Barney, or the giant in the beanstalk as he was called, hated the stuff and anyone who used it. Any minor that is, for his followers, the swamp dwellers, all used it and they fed it to their children such as they were. So when he’d come home to the little cottage after work at his sometimes carpenter’s job, and smell the sweet, sickly stuff anywhere in the vicinity, he knew right whom to contact.
“Marcus,” he’d call at first, sweetly in a distended voice like the big bad wolf just outside the house. “Where are you? You’re smoking grass again dear boy, aren’t you. The smell is disgusting. Where are you?” And he’d work himself up into an uncontrollable rage. It was like he was talking to a dog he wanted to punish. He’d then enter the house in his coveralls, going from room to room until he found him, usually in one of the hall closets. Then he’d grab the kid by the neck. He’d struggle.
“But Barney, God damn it. I didn’t do anything, honest. It must’ve been the neighbors. It’s not in here.” With a frightened face, he’d try to worm his way out of his shirt Barney had a hold of.
“God damn it, kid.
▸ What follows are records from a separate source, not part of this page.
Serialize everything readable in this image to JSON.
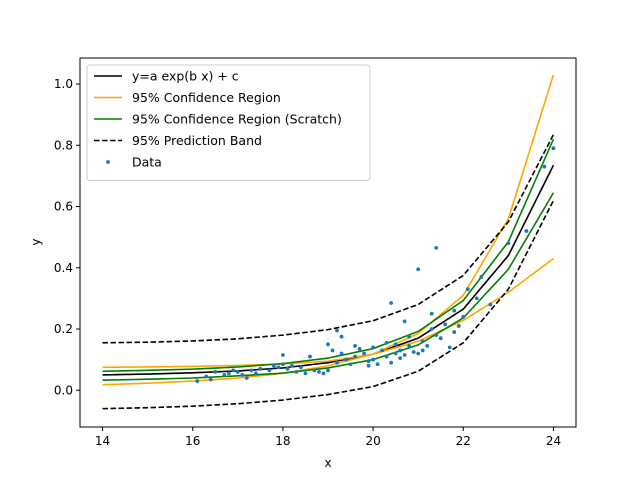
{
  "chart_data": {
    "type": "line",
    "xlabel": "x",
    "ylabel": "y",
    "xlim": [
      13.5,
      24.5
    ],
    "ylim": [
      -0.12,
      1.085
    ],
    "x_ticks": [
      14,
      16,
      18,
      20,
      22,
      24
    ],
    "x_tick_labels": [
      "14",
      "16",
      "18",
      "20",
      "22",
      "24"
    ],
    "y_ticks": [
      0.0,
      0.2,
      0.4,
      0.6,
      0.8,
      1.0
    ],
    "y_tick_labels": [
      "0.0",
      "0.2",
      "0.4",
      "0.6",
      "0.8",
      "1.0"
    ],
    "grid": false,
    "legend_position": "top-left",
    "x": [
      14,
      15,
      16,
      17,
      18,
      19,
      20,
      21,
      22,
      23,
      24
    ],
    "series": [
      {
        "name": "y=a exp(b x) + c",
        "color": "#000000",
        "style": "solid",
        "values": [
          0.05,
          0.053,
          0.057,
          0.063,
          0.073,
          0.09,
          0.118,
          0.17,
          0.265,
          0.44,
          0.735
        ]
      },
      {
        "name": "95% Confidence Region",
        "color": "#ffa500",
        "style": "solid",
        "values": [
          0.018,
          0.023,
          0.03,
          0.04,
          0.055,
          0.08,
          0.118,
          0.185,
          0.31,
          0.56,
          1.03
        ]
      },
      {
        "name": "95% Confidence Region",
        "color": "#ffa500",
        "style": "solid",
        "legend": false,
        "values": [
          0.075,
          0.076,
          0.078,
          0.081,
          0.086,
          0.095,
          0.118,
          0.16,
          0.228,
          0.32,
          0.43
        ]
      },
      {
        "name": "95% Confidence Region (Scratch)",
        "color": "#008000",
        "style": "solid",
        "values": [
          0.062,
          0.065,
          0.069,
          0.076,
          0.087,
          0.105,
          0.136,
          0.192,
          0.293,
          0.485,
          0.82
        ]
      },
      {
        "name": "95% Confidence Region (Scratch)",
        "color": "#008000",
        "style": "solid",
        "legend": false,
        "values": [
          0.033,
          0.036,
          0.04,
          0.047,
          0.056,
          0.073,
          0.1,
          0.148,
          0.236,
          0.395,
          0.645
        ]
      },
      {
        "name": "95% Prediction Band",
        "color": "#000000",
        "style": "dashed",
        "values": [
          0.155,
          0.157,
          0.161,
          0.168,
          0.18,
          0.198,
          0.227,
          0.28,
          0.375,
          0.55,
          0.835
        ]
      },
      {
        "name": "95% Prediction Band",
        "color": "#000000",
        "style": "dashed",
        "legend": false,
        "values": [
          -0.06,
          -0.057,
          -0.052,
          -0.044,
          -0.032,
          -0.014,
          0.012,
          0.062,
          0.155,
          0.33,
          0.62
        ]
      }
    ],
    "scatter": {
      "name": "Data",
      "color": "#1f77b4",
      "points": [
        [
          16.1,
          0.03
        ],
        [
          16.3,
          0.045
        ],
        [
          16.4,
          0.035
        ],
        [
          16.5,
          0.06
        ],
        [
          16.7,
          0.05
        ],
        [
          16.8,
          0.055
        ],
        [
          16.9,
          0.065
        ],
        [
          17.0,
          0.06
        ],
        [
          17.1,
          0.05
        ],
        [
          17.2,
          0.04
        ],
        [
          17.3,
          0.065
        ],
        [
          17.4,
          0.055
        ],
        [
          17.5,
          0.07
        ],
        [
          17.7,
          0.065
        ],
        [
          17.8,
          0.08
        ],
        [
          17.9,
          0.075
        ],
        [
          18.0,
          0.085
        ],
        [
          18.0,
          0.115
        ],
        [
          18.1,
          0.07
        ],
        [
          18.2,
          0.08
        ],
        [
          18.3,
          0.06
        ],
        [
          18.4,
          0.075
        ],
        [
          18.5,
          0.055
        ],
        [
          18.6,
          0.11
        ],
        [
          18.7,
          0.065
        ],
        [
          18.8,
          0.06
        ],
        [
          18.9,
          0.055
        ],
        [
          19.0,
          0.065
        ],
        [
          19.0,
          0.15
        ],
        [
          19.1,
          0.13
        ],
        [
          19.2,
          0.09
        ],
        [
          19.2,
          0.195
        ],
        [
          19.3,
          0.12
        ],
        [
          19.3,
          0.175
        ],
        [
          19.4,
          0.1
        ],
        [
          19.5,
          0.085
        ],
        [
          19.6,
          0.11
        ],
        [
          19.6,
          0.145
        ],
        [
          19.7,
          0.135
        ],
        [
          19.8,
          0.12
        ],
        [
          19.9,
          0.08
        ],
        [
          19.9,
          0.095
        ],
        [
          20.0,
          0.1
        ],
        [
          20.0,
          0.14
        ],
        [
          20.1,
          0.085
        ],
        [
          20.2,
          0.13
        ],
        [
          20.3,
          0.155
        ],
        [
          20.3,
          0.11
        ],
        [
          20.4,
          0.09
        ],
        [
          20.4,
          0.285
        ],
        [
          20.5,
          0.12
        ],
        [
          20.5,
          0.15
        ],
        [
          20.6,
          0.13
        ],
        [
          20.6,
          0.105
        ],
        [
          20.7,
          0.225
        ],
        [
          20.7,
          0.115
        ],
        [
          20.8,
          0.145
        ],
        [
          20.8,
          0.175
        ],
        [
          20.9,
          0.125
        ],
        [
          21.0,
          0.395
        ],
        [
          21.0,
          0.12
        ],
        [
          21.1,
          0.16
        ],
        [
          21.1,
          0.13
        ],
        [
          21.2,
          0.145
        ],
        [
          21.3,
          0.25
        ],
        [
          21.3,
          0.2
        ],
        [
          21.4,
          0.18
        ],
        [
          21.4,
          0.465
        ],
        [
          21.5,
          0.17
        ],
        [
          21.6,
          0.215
        ],
        [
          21.7,
          0.14
        ],
        [
          21.8,
          0.26
        ],
        [
          21.8,
          0.19
        ],
        [
          21.9,
          0.21
        ],
        [
          22.0,
          0.24
        ],
        [
          22.1,
          0.33
        ],
        [
          22.3,
          0.3
        ],
        [
          22.4,
          0.37
        ],
        [
          22.6,
          0.28
        ],
        [
          23.0,
          0.48
        ],
        [
          23.4,
          0.52
        ],
        [
          23.8,
          0.73
        ],
        [
          24.0,
          0.79
        ]
      ]
    }
  }
}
Why don’t you get a job? You don’t do anything ‘cept stay at the beach with that rich kid. Dammit …” And having worked himself into a state of self-righteous wrath, he’d cold cock the kid who didn’t even know so much as what it was to fight or defend himself, then knock him down or just choke him until he cried uncle and promised never to smoke again before he’d let him go whereupon the kid’d run upstairs and lock himself into his room where he’d stay and wouldn’t come down for dinner. He’d then cry himself to sleep.
“And you know why this man really did this, don’t you?” I told Hammond.
“No, why?”
He was extremely jealous of the boy’s intellect though he was no dummy himself and fairly well read. It seems even a smart man can penetrate the superior distance genius maintains and be stung by it. Barney had bee
n. The incidences (beatings) had become worse for Marcus wasn’t about to give up his ambrosia as he called it. And who’s to say at that point he could. Modern studies have after all proved marijuana as addictive as any other drug. And who was the mother to stop either Marcus’s habit or the beatings. She was a dipso herself, who’d run away at the first sign of commotion, retreat to her own room (which was also upstairs) and lock herself in where she had a little help (gin bottle) to get her through the ordeal before she could once again open her door or just plain pass out. I understand many times she did just that.
Then you couldn’t call the sheriff for domestic violence if you could get someone who would, for what was he going to do but most likely bust the kid for grass rather than the boyfriend for domestic violence. No, it was one hell of a dilemma the kid was in and it’d been going on for some time before Hartwig arrived on the scene. Matter of fact, lately the conflict’d become so bad Marcus’d run out of the house and down to Sandy’s where he’d cry on her shoulder, and spend several nights before he went home. At least that’s where he’d find sympathy. And now Hartwig was there. A male sensibility, which, of course, wanted to do more than listen. He, the rugby player, wanted to go out and put an end to the bullying once and for all if it entailed sending the man to the hospital, preferably that …
“You … you stay out of it,” Sandy’d come put her arms around him from behind where the three sat in serious discussion. Benji was down in his room where Marcus’d presently join him. “I don’t want my prize hurt. That man’s downright vicious. He’s an ex con, you know.” She referred to him as a prize, can you believe it.
“Yes, yes, I know,” Hartwig’d answer her. “How many times do you have to tell me?”
Then he’d turn to his ‘new sibling’ or little brother as he called him and observe the bruises or a discolored eye perhaps and his stomach’d curdle.